Monash University scientist wins prestigious Eureka Prize for ground-breaking research into treating metabolic disease

Professor Mark Febbraio from the Monash Institute of Pharmaceutical Sciences (MIPS) has been awarded the 2020 Australian Museum Eureka Prize, the nation’s top science award.

The Eureka Prizes recognise excellence in research, leadership, innovation, science engagement and school science and are presented annually in partnership with Australia’s top scientific institutions, universities and government organisations.

Mark

Professor Febbraio has been awarded the UNSW Eureka Prize for Scientific Research which is awarded for outstanding curiosity-driven scientific research, recognising his expansive research into a novel treatment for type 2 diabetes.

Professor Febbraio, Head of the Cellular and Molecular Metabolism Laboratory within the Drug Discovery Biology Theme at MIPS, has discovered a new compound (called IC7FC) which improves glucose metabolism and prevents weight gain. The compound could be harnessed as a drug therapy to treat diabetes, obesity and the loss of muscle mass.

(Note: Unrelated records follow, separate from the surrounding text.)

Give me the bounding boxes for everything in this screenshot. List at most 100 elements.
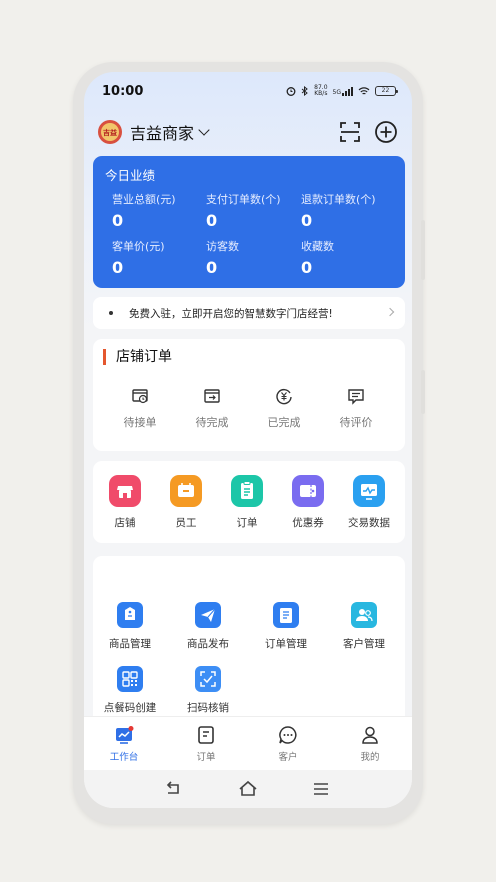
metric-visitors[interactable]: 访客数 0 (206, 238, 306, 277)
order-manage[interactable]: 订单管理 (246, 602, 326, 651)
notice-banner[interactable]: 免费入驻，立即开启您的智慧数字门店经营! (93, 297, 405, 329)
pending-order-icon (131, 387, 149, 405)
metric-label: 支付订单数(个) (206, 193, 281, 206)
trade-data-icon (353, 475, 385, 507)
metric-label: 收藏数 (301, 240, 334, 253)
phone-screen: 10:00 87.0 KB/s 5G 22 吉益 吉益商家 今日业绩 营业总额(… (84, 72, 412, 808)
status-bar: 10:00 87.0 KB/s 5G 22 (84, 72, 412, 110)
bottom-tabbar: 工作台 订单 客户 我的 (84, 716, 412, 770)
metric-value: 0 (206, 211, 218, 230)
metric-label: 客单价(元) (112, 240, 165, 253)
quick-tools-card: 店铺 员工 订单 优惠券 交易数据 (93, 461, 405, 543)
plus-circle-icon[interactable] (374, 120, 398, 144)
volume-button (421, 220, 425, 280)
signal-group: 5G (332, 86, 353, 96)
order-status-completed[interactable]: 已完成 (254, 387, 314, 430)
metric-avg-order-value[interactable]: 客单价(元) 0 (112, 238, 212, 277)
order-icon (231, 475, 263, 507)
menu-icon[interactable] (310, 779, 332, 799)
metric-value: 0 (206, 258, 218, 277)
metric-refund-orders[interactable]: 退款订单数(个) 0 (301, 191, 401, 230)
store-avatar[interactable]: 吉益 (98, 120, 122, 144)
bluetooth-icon (301, 86, 308, 96)
tool-label: 优惠券 (292, 517, 324, 529)
profile-icon (360, 725, 380, 745)
home-icon[interactable] (237, 779, 259, 799)
customer-manage-icon (351, 602, 377, 628)
metric-value: 0 (301, 211, 313, 230)
coupon-icon (292, 475, 324, 507)
bullet-dot (109, 311, 113, 315)
tab-label: 客户 (278, 752, 298, 763)
store-icon (109, 475, 141, 507)
metric-value: 0 (112, 258, 124, 277)
management-label: 客户管理 (343, 638, 385, 650)
metric-label: 营业总额(元) (112, 193, 176, 206)
product-publish-icon (195, 602, 221, 628)
system-navbar (84, 770, 412, 808)
tool-label: 订单 (236, 517, 258, 529)
tool-staff[interactable]: 员工 (156, 475, 216, 530)
product-publish[interactable]: 商品发布 (168, 602, 248, 651)
order-status-pending[interactable]: 待接单 (110, 387, 170, 430)
product-manage[interactable]: 商品管理 (90, 602, 170, 651)
metric-favorites[interactable]: 收藏数 0 (301, 238, 401, 277)
customer-chat-icon (278, 725, 298, 745)
management-label: 商品管理 (109, 638, 151, 650)
tool-order[interactable]: 订单 (217, 475, 277, 530)
notice-text: 免费入驻，立即开启您的智慧数字门店经营! (129, 307, 333, 320)
qr-create[interactable]: 点餐码创建 (90, 666, 170, 715)
order-status-label: 待接单 (123, 416, 157, 429)
chevron-down-icon[interactable] (198, 124, 210, 136)
tab-label: 我的 (360, 752, 380, 763)
metric-value: 0 (112, 211, 124, 230)
order-status-in-progress[interactable]: 待完成 (182, 387, 242, 430)
tab-label: 订单 (196, 752, 216, 763)
network-type: 5G (332, 88, 341, 96)
tab-customers[interactable]: 客户 (258, 725, 318, 763)
scan-verify[interactable]: 扫码核销 (168, 666, 248, 715)
scan-verify-icon (195, 666, 221, 692)
chevron-right-icon (385, 307, 395, 317)
back-icon[interactable] (163, 779, 185, 799)
management-label: 扫码核销 (187, 702, 229, 714)
power-button (421, 370, 425, 414)
order-status-label: 待评价 (339, 416, 373, 429)
review-icon (347, 387, 365, 405)
in-progress-icon (203, 387, 221, 405)
status-icons: 87.0 KB/s 5G 22 (286, 85, 398, 97)
tab-orders[interactable]: 订单 (176, 725, 236, 763)
order-status-review[interactable]: 待评价 (326, 387, 386, 430)
tab-workbench[interactable]: 工作台 (94, 725, 154, 763)
order-manage-icon (273, 602, 299, 628)
wifi-icon (358, 87, 370, 95)
management-label: 商品发布 (187, 638, 229, 650)
metric-label: 退款订单数(个) (301, 193, 376, 206)
order-status-label: 待完成 (195, 416, 229, 429)
scan-icon[interactable] (338, 120, 362, 144)
tool-store[interactable]: 店铺 (95, 475, 155, 530)
tab-label: 工作台 (109, 752, 139, 763)
store-name[interactable]: 吉益商家 (130, 120, 194, 144)
tab-profile[interactable]: 我的 (340, 725, 400, 763)
status-time: 10:00 (102, 84, 144, 99)
metric-label: 访客数 (206, 240, 239, 253)
staff-icon (170, 475, 202, 507)
tool-coupon[interactable]: 优惠券 (278, 475, 338, 530)
today-performance-card: 今日业绩 营业总额(元) 0 支付订单数(个) 0 退款订单数(个) 0 客单价… (93, 156, 405, 288)
qr-create-icon (117, 666, 143, 692)
tool-trade-data[interactable]: 交易数据 (339, 475, 399, 530)
network-speed: 87.0 KB/s (314, 85, 327, 97)
battery-icon: 22 (375, 86, 398, 96)
customer-manage[interactable]: 客户管理 (324, 602, 404, 651)
metric-paid-orders[interactable]: 支付订单数(个) 0 (206, 191, 306, 230)
metric-total-revenue[interactable]: 营业总额(元) 0 (112, 191, 212, 230)
performance-title: 今日业绩 (105, 168, 156, 183)
battery-level: 22 (381, 87, 390, 94)
management-label: 点餐码创建 (103, 702, 157, 714)
signal-icon (342, 86, 353, 96)
store-logo-text: 吉益 (103, 129, 117, 137)
management-label: 订单管理 (265, 638, 307, 650)
network-speed-unit: KB/s (314, 90, 328, 97)
store-orders-card: 店铺订单 待接单 待完成 已完成 待评价 (93, 339, 405, 451)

“I’m incredibly grateful to the Eureka Prizes team for recognising the importance of our research here at MIPS. Diabetes impacts more than 1.5 million Australians and costs the health care system over $6 billion each year. We know that a drug for diabetes could be of great health significance for so many people and we hope to move towards clinical trials in the future,” says Professor Febbraio.

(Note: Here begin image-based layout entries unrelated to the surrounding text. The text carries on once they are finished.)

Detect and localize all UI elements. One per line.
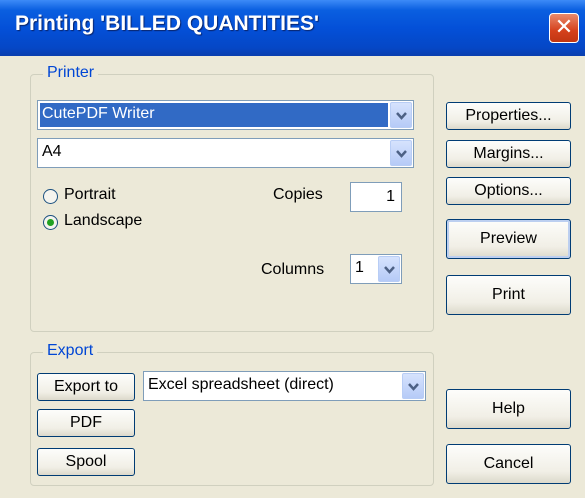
- preview-button[interactable]: Preview: [446, 219, 571, 259]
- portrait-radio[interactable]: [43, 189, 58, 204]
- properties-button[interactable]: Properties...: [446, 102, 571, 130]
- print-button-label: Print: [492, 286, 525, 303]
- close-button[interactable]: ✕: [549, 13, 579, 43]
- spool-button[interactable]: Spool: [37, 448, 135, 476]
- chevron-down-icon[interactable]: [378, 256, 400, 282]
- landscape-radio[interactable]: [43, 215, 58, 230]
- copies-label: Copies: [273, 186, 323, 203]
- options-button[interactable]: Options...: [446, 177, 571, 205]
- chevron-down-icon[interactable]: [402, 373, 424, 399]
- print-dialog: Printing 'BILLED QUANTITIES' ✕ Printer C…: [0, 0, 585, 498]
- chevron-down-icon[interactable]: [390, 102, 412, 128]
- copies-input[interactable]: 1: [350, 182, 402, 212]
- columns-value: 1: [355, 259, 364, 276]
- paper-size-value: A4: [42, 143, 62, 160]
- export-format-select[interactable]: Excel spreadsheet (direct): [143, 371, 426, 401]
- preview-button-label: Preview: [480, 230, 537, 247]
- margins-button[interactable]: Margins...: [446, 140, 571, 168]
- options-button-label: Options...: [474, 182, 543, 199]
- paper-size-select[interactable]: A4: [37, 138, 414, 168]
- chevron-down-icon[interactable]: [390, 140, 412, 166]
- export-to-button[interactable]: Export to: [37, 373, 135, 401]
- radio-selected-dot: [47, 219, 54, 226]
- copies-value: 1: [386, 188, 395, 205]
- title-bar[interactable]: Printing 'BILLED QUANTITIES' ✕: [0, 0, 585, 56]
- pdf-button-label: PDF: [70, 414, 102, 431]
- help-button-label: Help: [492, 400, 525, 417]
- printer-select[interactable]: CutePDF Writer: [37, 100, 414, 130]
- cancel-button-label: Cancel: [483, 455, 534, 472]
- export-to-button-label: Export to: [53, 378, 119, 395]
- dialog-body: Printer CutePDF Writer A4 Portrait Lands…: [3, 56, 582, 495]
- help-button[interactable]: Help: [446, 389, 571, 429]
- landscape-label[interactable]: Landscape: [64, 212, 142, 230]
- export-format-value: Excel spreadsheet (direct): [148, 376, 334, 393]
- printer-group-legend: Printer: [43, 64, 99, 82]
- spool-button-label: Spool: [65, 453, 107, 470]
- close-icon: ✕: [554, 15, 574, 40]
- columns-select[interactable]: 1: [350, 254, 402, 284]
- portrait-label[interactable]: Portrait: [64, 186, 116, 204]
- export-group-legend: Export: [43, 342, 98, 360]
- pdf-button[interactable]: PDF: [37, 409, 135, 437]
- cancel-button[interactable]: Cancel: [446, 444, 571, 484]
- printer-select-value: CutePDF Writer: [42, 105, 155, 122]
- window-title: Printing 'BILLED QUANTITIES': [15, 12, 319, 35]
- properties-button-label: Properties...: [465, 107, 552, 124]
- print-button[interactable]: Print: [446, 275, 571, 315]
- margins-button-label: Margins...: [473, 145, 544, 162]
- columns-label: Columns: [261, 261, 325, 278]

Director of MIPS, Professor Chris Porter says: “On behalf of MIPS, we congratulate Professor Febbraio on this esteemed award, honouring his hard work and commitment to improving healthcare outcomes for the wider population.”

“The Eureka Prize is the nation’s most prestigious science award, representing one the highest honours in research and innovation. Receipt of this award is a fitting testament to Professor Febbraio’s excellence, his brilliance in the field and the potential impact of his team’s findings.”

Metabolic disease is a key therapeutic focus area at MIPS.